Google has stopped its Dark Web Report, a tool that scanned breach dumps for personal information tied to Google accounts and sent alerts when data surfaced. The scanning stopped on Jan. 15, 2026, and the reporting feature was removed on Feb. 16, 2026. This change shifts users away from an automated breach-warning tied to their Google account toward other security controls and third-party services.
Google’s Dark Web Report once scanned known breach collections and notified users when identifiers like email addresses or phone numbers appeared in leaked datasets. The alerts flagged the type of data found and, when available, the breached service, but they did not expose stolen passwords or give access to the dump itself. For many users that simple heads-up served as an early warning that something had been exposed.
The company says it is focusing on tools that guide action after exposure rather than standalone scan alerts. Those tools include Security Checkup, Password Manager checks, support for passkeys and two-step verification, and a Results About You feature that helps remove certain publicly indexed details. None of those items, though, actively search dark web breach dumps on your behalf the way the old report did.
SUBSTACK DATA BREACH EXPOSES EMAILS AND PHONE NUMBERS This kind of breach headline illustrates what the Dark Web Report aimed to catch: identifiers circulating beyond the breached site. An alert that your email or phone number showed up in a leak gave users a moment to change passwords and tighten settings before opportunistic attackers tried logins elsewhere. Without that automatic scan, users need to be more proactive.
The Dark Web Report did not trace the origin of every compromise beyond naming the breached service when possible, so it was never a forensic tool. After an alert the responsibility fell to the account owner to change passwords, enable stronger authentication, and re-check linked services. With the report gone, those steps become the front line for responding to exposure.
149 MILLION PASSWORDS EXPOSED IN MASSIVE CREDENTIAL LEAK Large credential dumps are routinely repackaged and resold on underground marketplaces, where search tools and bulk sets make it easy for criminals to find targets. Authorities shuttered some of those markets in 2025, highlighting that stolen personal data and credit card information are active commodities. Once data leaves the original breach it can spread widely, enabling credential stuffing and account takeovers across services.
Dark web alerts show a single moment when data appeared in a dump; they do not reveal whether that information was later sold or used in fraud. For everyday users the takeaway is simple: knowing a leak happened is useful, but it does not guarantee protection. Continuous monitoring and quick action reduce the window attackers can exploit.

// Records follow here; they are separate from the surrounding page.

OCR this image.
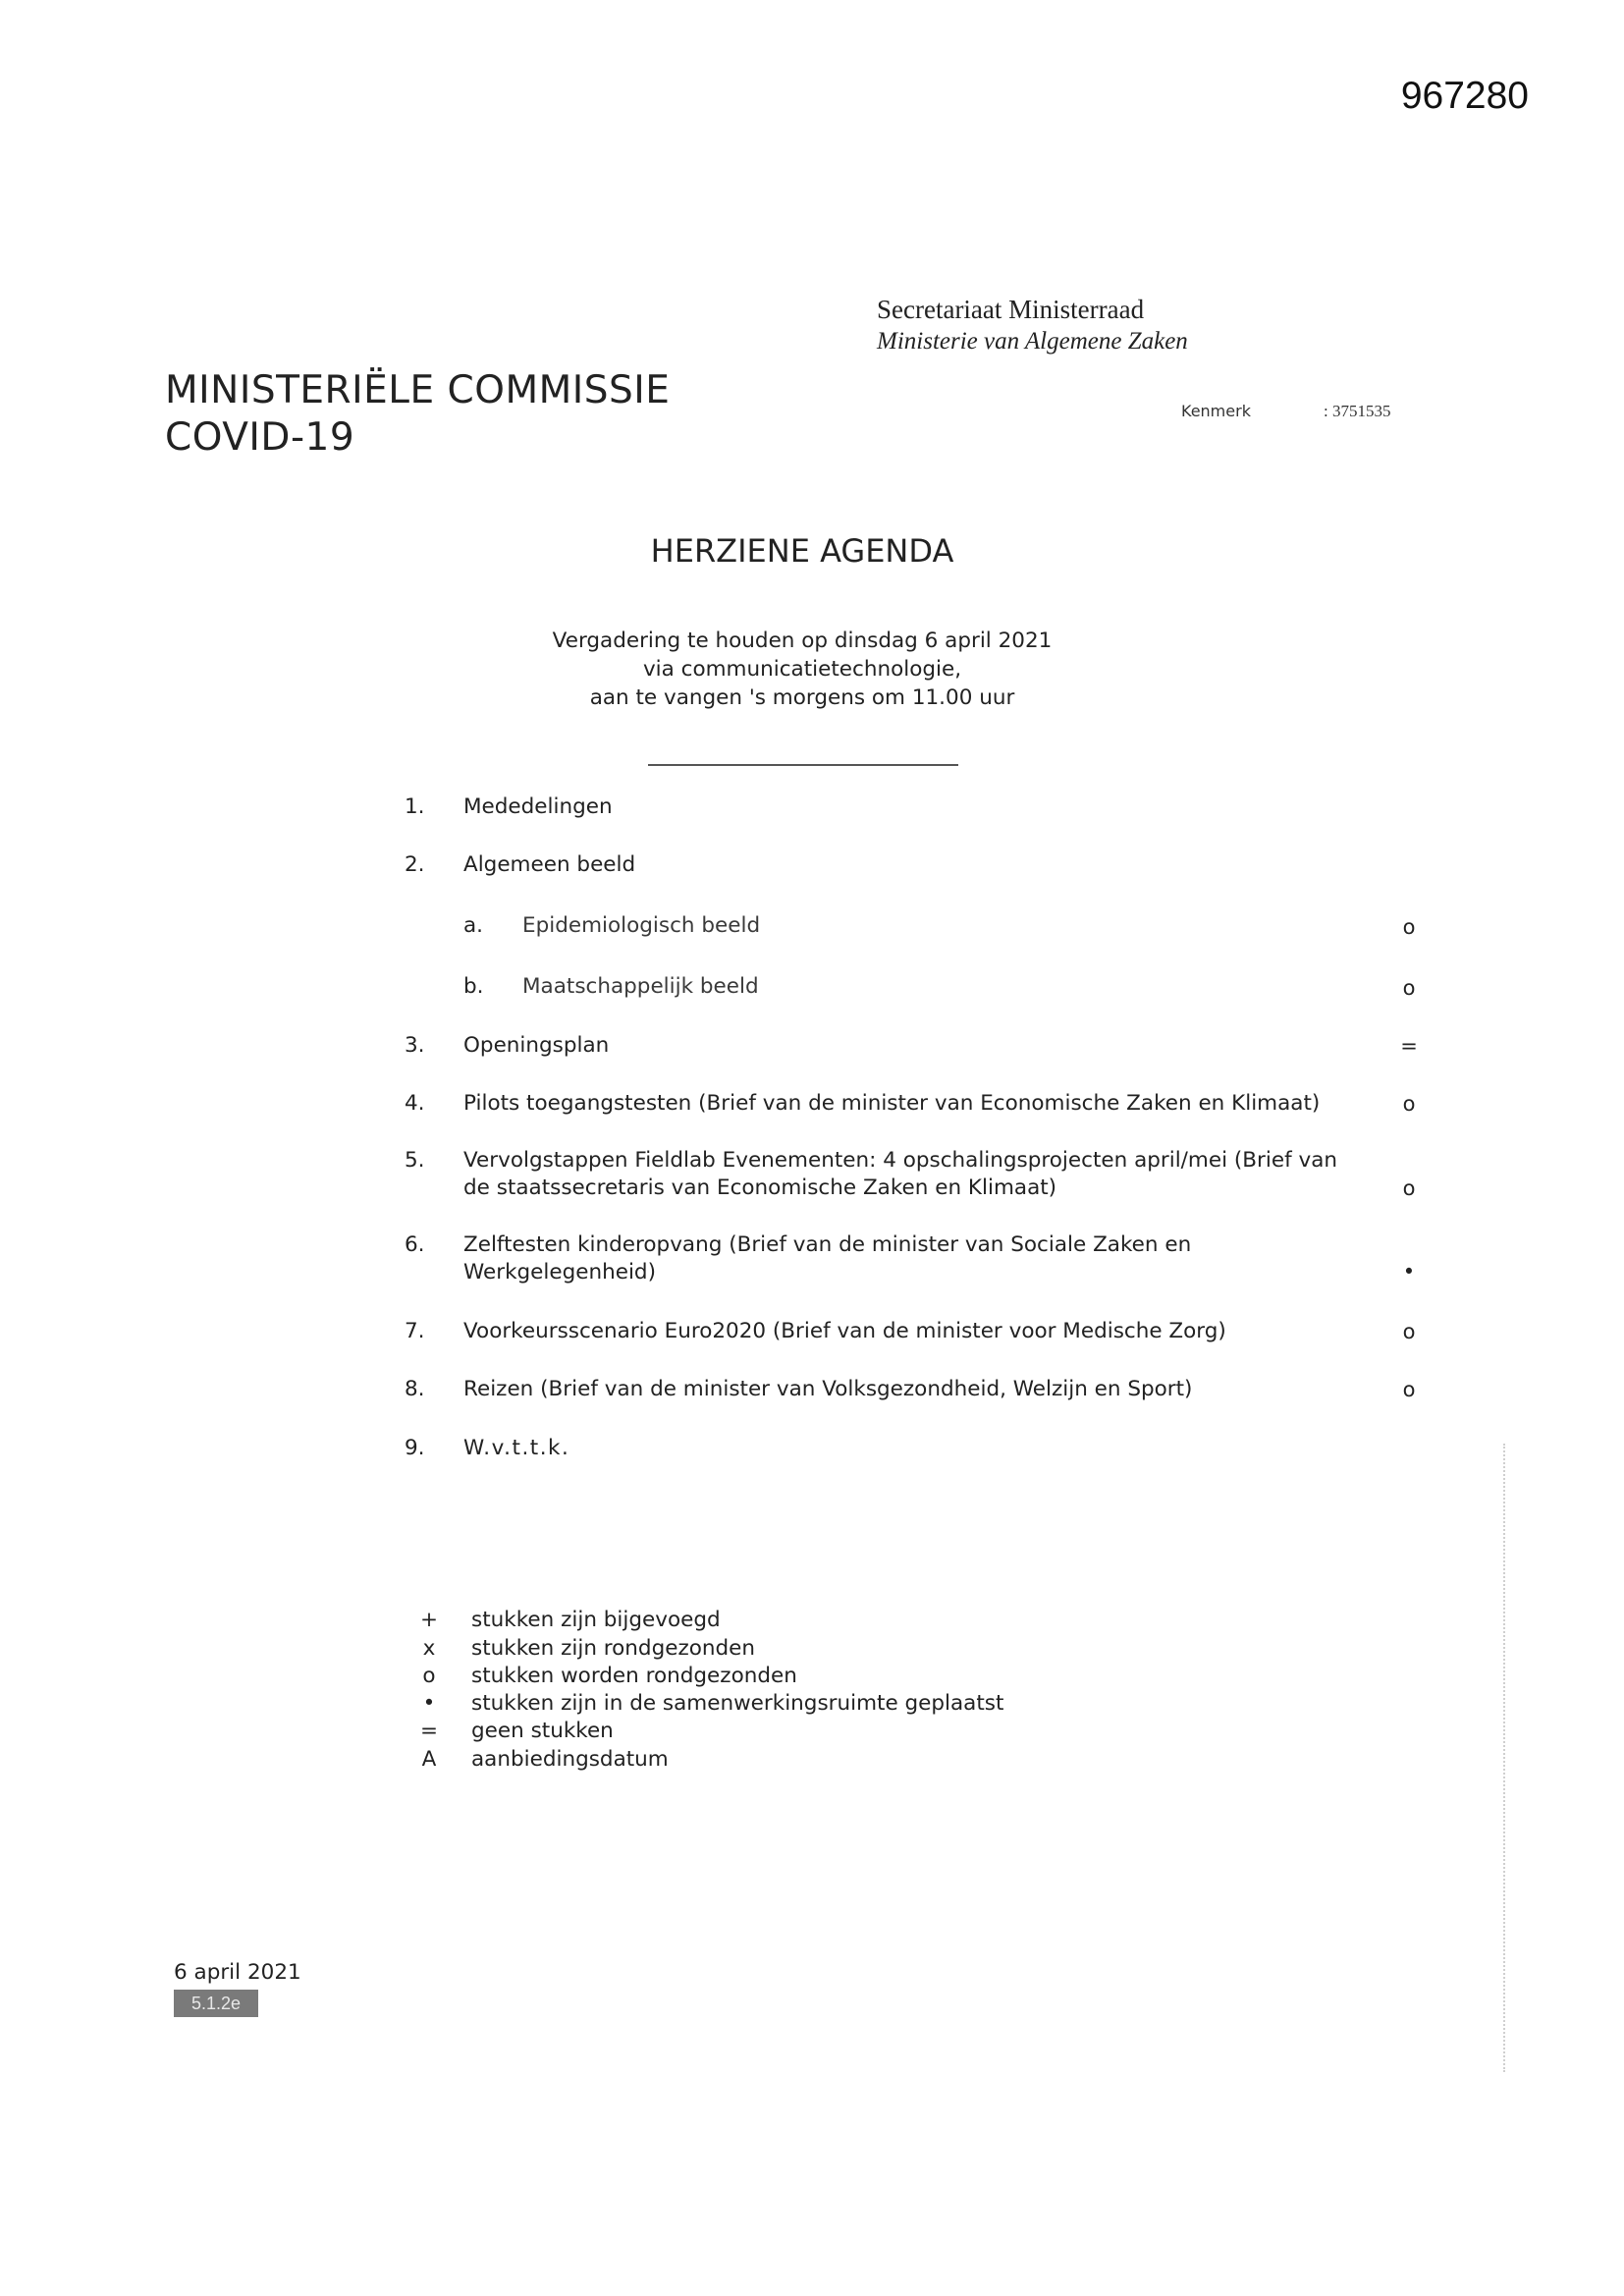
967280
Secretariaat Ministerraad
Ministerie van Algemene Zaken
MINISTERIËLE COMMISSIE
COVID-19
Kenmerk	: 3751535
HERZIENE AGENDA
Vergadering te houden op dinsdag 6 april 2021
via communicatietechnologie,
aan te vangen 's morgens om 11.00 uur
1. Mededelingen
2. Algemeen beeld
a. Epidemiologisch beeld	o
b. Maatschappelijk beeld	o
3. Openingsplan	=
4. Pilots toegangstesten (Brief van de minister van Economische Zaken en Klimaat)	o
5. Vervolgstappen Fieldlab Evenementen: 4 opschalingsprojecten april/mei (Brief van de staatssecretaris van Economische Zaken en Klimaat)	o
6. Zelftesten kinderopvang (Brief van de minister van Sociale Zaken en Werkgelegenheid)	•
7. Voorkeursscenario Euro2020 (Brief van de minister voor Medische Zorg)	o
8. Reizen (Brief van de minister van Volksgezondheid, Welzijn en Sport)	o
9. W.v.t.t.k.
+ stukken zijn bijgevoegd
x stukken zijn rondgezonden
o stukken worden rondgezonden
• stukken zijn in de samenwerkingsruimte geplaatst
= geen stukken
A aanbiedingsdatum
6 april 2021
5.1.2e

THINK YOUR NEW YEAR’S PRIVACY RESET WORKED? THINK AGAIN If you relied on a one-time cleanup or a password reset and then assumed your exposure was fixed, think again. Identity and credential data can reappear in other collections, and attackers test leaked combinations against multiple services. Ongoing vigilance beats a single reset every time.
Dedicated identity protection services step into the gap left by Google’s removed scan by offering continuous monitoring of personal identifiers and credit-report alerts from major bureaus. Many packages also track a broader set of identifiers, monitor bank and credit accounts for suspicious activity, and include identity theft insurance to assist with recovery costs. These services are not bulletproof, but they can speed up detection and provide support when fraud occurs.
Practical steps you can take today include enabling two-factor authentication or passkeys everywhere possible, using a password manager to generate unique credentials, running Security Checkup periodically, and keeping credit monitoring in mind if you want broader alerting. The Dark Web Report is gone, but your exposure is not; staying proactive and using layered defenses makes it much harder for attackers to turn leaked data into a real loss.